I'm just a bit stuck on some of these questions for university at the moment, we were given an example solution, to the main question, which is the sub-set one.
But I feel like it wasn't the best proof. Also I'm having a hard time figuring out how you would find out how many different solutions there are, if order doesn't matter. I was using "stars and bars" earlier to figure it out if order did matter.
For the subset problem, notice that we can find a subset of 4 with sum 42 if the smallest number is 9 or less (since then we take all the other numbers). Yet it's impossible for the smallest number to be 10 (or larger), since then the minimum sum is
$$10+11+12+13+14=60$$
Therefore, the smallest number is at most 9, and the result follows.

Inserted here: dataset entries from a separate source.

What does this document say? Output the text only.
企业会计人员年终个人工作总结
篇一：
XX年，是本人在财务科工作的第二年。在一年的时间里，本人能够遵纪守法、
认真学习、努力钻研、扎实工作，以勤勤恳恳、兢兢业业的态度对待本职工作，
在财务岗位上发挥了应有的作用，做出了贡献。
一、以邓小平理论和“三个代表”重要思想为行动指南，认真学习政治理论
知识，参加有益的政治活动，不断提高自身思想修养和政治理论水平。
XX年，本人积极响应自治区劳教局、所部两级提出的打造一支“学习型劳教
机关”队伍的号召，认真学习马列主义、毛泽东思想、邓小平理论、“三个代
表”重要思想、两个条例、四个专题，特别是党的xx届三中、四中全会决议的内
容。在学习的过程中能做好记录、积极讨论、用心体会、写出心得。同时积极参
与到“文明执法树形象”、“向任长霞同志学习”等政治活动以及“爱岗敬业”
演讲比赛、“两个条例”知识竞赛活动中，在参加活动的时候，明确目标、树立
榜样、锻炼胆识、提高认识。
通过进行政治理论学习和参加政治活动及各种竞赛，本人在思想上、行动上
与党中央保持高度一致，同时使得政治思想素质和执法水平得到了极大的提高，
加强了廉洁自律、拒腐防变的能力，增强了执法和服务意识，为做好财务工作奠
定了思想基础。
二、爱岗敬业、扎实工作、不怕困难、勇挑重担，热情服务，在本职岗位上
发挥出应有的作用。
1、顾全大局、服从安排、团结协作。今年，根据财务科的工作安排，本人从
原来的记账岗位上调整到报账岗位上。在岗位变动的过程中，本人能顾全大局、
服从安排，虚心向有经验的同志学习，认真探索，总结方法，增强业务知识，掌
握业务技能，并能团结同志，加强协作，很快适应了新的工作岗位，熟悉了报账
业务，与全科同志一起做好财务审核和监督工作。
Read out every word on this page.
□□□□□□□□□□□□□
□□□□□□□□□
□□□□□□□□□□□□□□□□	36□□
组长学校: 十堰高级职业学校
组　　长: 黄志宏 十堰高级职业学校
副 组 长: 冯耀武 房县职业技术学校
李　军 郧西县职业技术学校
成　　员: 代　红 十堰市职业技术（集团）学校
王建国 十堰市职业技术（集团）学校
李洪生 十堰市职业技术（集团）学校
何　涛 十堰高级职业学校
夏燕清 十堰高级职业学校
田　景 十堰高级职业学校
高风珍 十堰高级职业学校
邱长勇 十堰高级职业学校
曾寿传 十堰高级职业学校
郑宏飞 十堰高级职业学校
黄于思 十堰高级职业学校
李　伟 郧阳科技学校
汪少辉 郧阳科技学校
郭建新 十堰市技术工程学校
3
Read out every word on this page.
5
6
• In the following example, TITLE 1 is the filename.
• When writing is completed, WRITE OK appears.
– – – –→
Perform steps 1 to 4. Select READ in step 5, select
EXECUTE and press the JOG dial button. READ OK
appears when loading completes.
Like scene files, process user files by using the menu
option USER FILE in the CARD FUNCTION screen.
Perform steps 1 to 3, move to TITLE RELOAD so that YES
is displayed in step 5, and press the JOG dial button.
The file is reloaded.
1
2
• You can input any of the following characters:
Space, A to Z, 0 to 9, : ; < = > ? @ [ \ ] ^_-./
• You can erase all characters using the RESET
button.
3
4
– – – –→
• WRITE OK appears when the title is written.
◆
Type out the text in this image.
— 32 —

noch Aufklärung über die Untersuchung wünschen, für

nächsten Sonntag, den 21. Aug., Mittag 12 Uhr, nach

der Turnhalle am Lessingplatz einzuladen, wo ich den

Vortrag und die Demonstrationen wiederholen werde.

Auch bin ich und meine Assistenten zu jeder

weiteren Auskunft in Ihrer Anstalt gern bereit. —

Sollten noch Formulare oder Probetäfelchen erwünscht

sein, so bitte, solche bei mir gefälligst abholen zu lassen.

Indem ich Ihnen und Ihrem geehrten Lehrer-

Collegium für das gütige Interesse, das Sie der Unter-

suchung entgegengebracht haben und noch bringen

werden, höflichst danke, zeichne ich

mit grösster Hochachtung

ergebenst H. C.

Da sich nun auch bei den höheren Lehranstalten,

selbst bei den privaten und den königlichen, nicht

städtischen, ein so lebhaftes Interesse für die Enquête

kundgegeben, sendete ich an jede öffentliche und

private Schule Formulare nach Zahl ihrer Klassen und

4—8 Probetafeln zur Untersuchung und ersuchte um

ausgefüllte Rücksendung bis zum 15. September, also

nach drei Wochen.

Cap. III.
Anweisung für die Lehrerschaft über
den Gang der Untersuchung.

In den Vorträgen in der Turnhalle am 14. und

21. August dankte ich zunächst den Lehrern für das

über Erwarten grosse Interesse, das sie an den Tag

For the other problem, here's a hint that'll help if you can count the ordered solutions: since all the numbers in an ordered solution are distinct, there are exactly $5! = 120$ ordered solutions per unordered solution. Problem is, you can't use stars and bars directly, since stars and bars doesn't necessarily give you distinct nonnegative integers. You'll have to do some casework to get the answer.